Il malware confronta quindi l'URL con un elenco di 59 URL crittografati. Questo elenco contiene link a siti web di criptovalute, banche e società fintech in Brasile.

Quando la vittima visita uno dei siti web presi di mira, il malware apre una connessione WebSocket verso un server remoto. In questo modo, l'hacker ottiene il pieno controllo remoto del computer.

Una volta ottenuto l'accesso, l'hacker utilizza una sovrapposizione che sovrappone una finestra senza bordi a ogni monitor, posizionandola sempre in primo piano. La sovrapposizione non è visibile negli screenshot e le vittime non possono condividere ciò che vedono con altri.

La sovrapposizione dell'hacker ha tre modelli:

  • Un modulo per la raccolta di credenziali con un numero di telefono brasiliano falso.
  • Una schermata di avanzamento fittizia di Windows Update.
  • Una "schermata di attesa vishing" che tiene occupate le vittime.

Bot dannosi diffondono il trojan brasiliano su WhatsApp e Outlook.

Il secondo payload diffonde TCLBANKER a nuove vittime in due modi:

  • Applicazione web di WhatsApp.
  • Caselle di posta/account di Outlook.

Il bot di WhatsApp cerca le sessioni attive di WhatsApp Web nei browser Chromium individuando le directory del database locale dell'app.

Il bot clona il profilo del browser, quindi avvia un'istanza headless di Chromium. "Un browser headless è un browser web privo di interfaccia grafica", secondo Wikipedia . Successivamente, inietta codice JavaScript per eludere i sistemi di rilevamento dei bot e raccoglie i contatti della vittima.

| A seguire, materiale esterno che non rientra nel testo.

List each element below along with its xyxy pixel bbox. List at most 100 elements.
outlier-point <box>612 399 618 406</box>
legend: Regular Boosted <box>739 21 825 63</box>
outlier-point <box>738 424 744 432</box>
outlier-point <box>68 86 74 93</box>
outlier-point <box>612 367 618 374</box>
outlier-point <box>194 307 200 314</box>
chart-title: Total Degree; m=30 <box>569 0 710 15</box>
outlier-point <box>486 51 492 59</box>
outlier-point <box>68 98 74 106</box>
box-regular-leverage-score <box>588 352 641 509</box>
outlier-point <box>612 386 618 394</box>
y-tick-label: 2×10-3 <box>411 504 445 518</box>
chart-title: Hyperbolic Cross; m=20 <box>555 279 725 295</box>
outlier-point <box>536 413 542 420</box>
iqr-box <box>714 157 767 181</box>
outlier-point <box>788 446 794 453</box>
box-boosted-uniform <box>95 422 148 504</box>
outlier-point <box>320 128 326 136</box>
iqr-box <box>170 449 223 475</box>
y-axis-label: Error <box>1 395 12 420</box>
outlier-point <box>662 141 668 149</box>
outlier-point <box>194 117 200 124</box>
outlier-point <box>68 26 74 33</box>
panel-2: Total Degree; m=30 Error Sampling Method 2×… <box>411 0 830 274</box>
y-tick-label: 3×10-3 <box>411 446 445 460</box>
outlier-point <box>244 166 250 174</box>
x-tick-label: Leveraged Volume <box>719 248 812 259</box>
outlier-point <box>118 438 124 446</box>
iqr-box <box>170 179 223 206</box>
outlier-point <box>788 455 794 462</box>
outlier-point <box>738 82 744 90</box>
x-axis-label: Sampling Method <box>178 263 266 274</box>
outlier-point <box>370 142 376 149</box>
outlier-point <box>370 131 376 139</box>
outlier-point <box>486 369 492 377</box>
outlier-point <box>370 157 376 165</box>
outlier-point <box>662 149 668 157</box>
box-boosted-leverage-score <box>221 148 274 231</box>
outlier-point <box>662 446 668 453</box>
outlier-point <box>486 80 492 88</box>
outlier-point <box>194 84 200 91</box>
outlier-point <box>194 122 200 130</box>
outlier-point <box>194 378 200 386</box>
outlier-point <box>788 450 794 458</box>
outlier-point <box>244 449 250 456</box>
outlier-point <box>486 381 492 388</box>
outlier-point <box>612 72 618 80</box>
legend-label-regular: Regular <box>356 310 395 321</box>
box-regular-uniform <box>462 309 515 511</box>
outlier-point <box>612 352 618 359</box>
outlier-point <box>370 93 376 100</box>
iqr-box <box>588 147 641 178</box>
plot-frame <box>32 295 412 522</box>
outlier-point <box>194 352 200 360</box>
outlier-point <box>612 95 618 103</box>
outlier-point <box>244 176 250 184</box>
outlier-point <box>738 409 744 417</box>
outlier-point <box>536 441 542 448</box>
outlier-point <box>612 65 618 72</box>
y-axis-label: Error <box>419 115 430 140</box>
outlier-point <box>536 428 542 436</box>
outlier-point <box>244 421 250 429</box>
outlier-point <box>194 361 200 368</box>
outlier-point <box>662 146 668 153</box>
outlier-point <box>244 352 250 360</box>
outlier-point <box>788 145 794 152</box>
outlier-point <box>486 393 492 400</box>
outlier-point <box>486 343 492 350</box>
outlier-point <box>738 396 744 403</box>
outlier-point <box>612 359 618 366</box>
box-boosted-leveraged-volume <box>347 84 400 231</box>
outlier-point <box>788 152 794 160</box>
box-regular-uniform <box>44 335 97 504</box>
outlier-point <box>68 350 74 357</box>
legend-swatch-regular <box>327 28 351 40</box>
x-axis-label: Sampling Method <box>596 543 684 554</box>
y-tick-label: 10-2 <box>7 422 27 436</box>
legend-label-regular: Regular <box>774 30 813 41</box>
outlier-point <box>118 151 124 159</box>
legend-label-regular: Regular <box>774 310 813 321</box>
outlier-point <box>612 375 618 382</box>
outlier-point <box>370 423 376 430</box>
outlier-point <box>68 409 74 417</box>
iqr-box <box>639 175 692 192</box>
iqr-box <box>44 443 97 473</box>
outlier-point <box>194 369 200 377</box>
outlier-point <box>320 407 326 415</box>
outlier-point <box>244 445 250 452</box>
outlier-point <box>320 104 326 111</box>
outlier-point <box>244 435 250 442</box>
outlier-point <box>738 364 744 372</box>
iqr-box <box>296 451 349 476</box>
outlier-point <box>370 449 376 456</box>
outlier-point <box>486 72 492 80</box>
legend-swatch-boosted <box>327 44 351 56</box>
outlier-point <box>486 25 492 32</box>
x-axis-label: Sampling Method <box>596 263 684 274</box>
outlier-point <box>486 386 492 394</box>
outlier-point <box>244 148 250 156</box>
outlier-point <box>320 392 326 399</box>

Infine, il bot invia messaggi di phishing contenenti il ​​programma di installazione di TCLBANKER ai contatti della vittima.

Il bot di Outlook si connette tramite l'automazione COM (Component Object Model). L'automazione COM consente a un programma di controllare un altro programma.

Il bot preleva gli indirizzi email dalla cartella Contatti e dalla cronologia della posta in arrivo, quindi invia email di phishing utilizzando l'account della vittima.

Le email hanno come oggetto "NFe disponível para impressão", che in italiano significa "Fattura elettronica disponibile per la stampa". Il link rimanda a un dominio di phishing che impersona una piattaforma ERP brasiliana.

Poiché le email vengono inviate da account reali, è più probabile che riescano a eludere i filtri antispam.

La scorsa settimana, Cryptopolitan ha riportato che i ricercatori hanno identificato quattro trojan per Android che prendono di mira oltre 800 app di criptovalute, bancarie e social media con false schermate di accesso.

In un altro rapporto , un malware chiamato StepDrainer ha svuotato portafogli su oltre 20 reti blockchain utilizzando false interfacce di connessione ai portafogli Web3.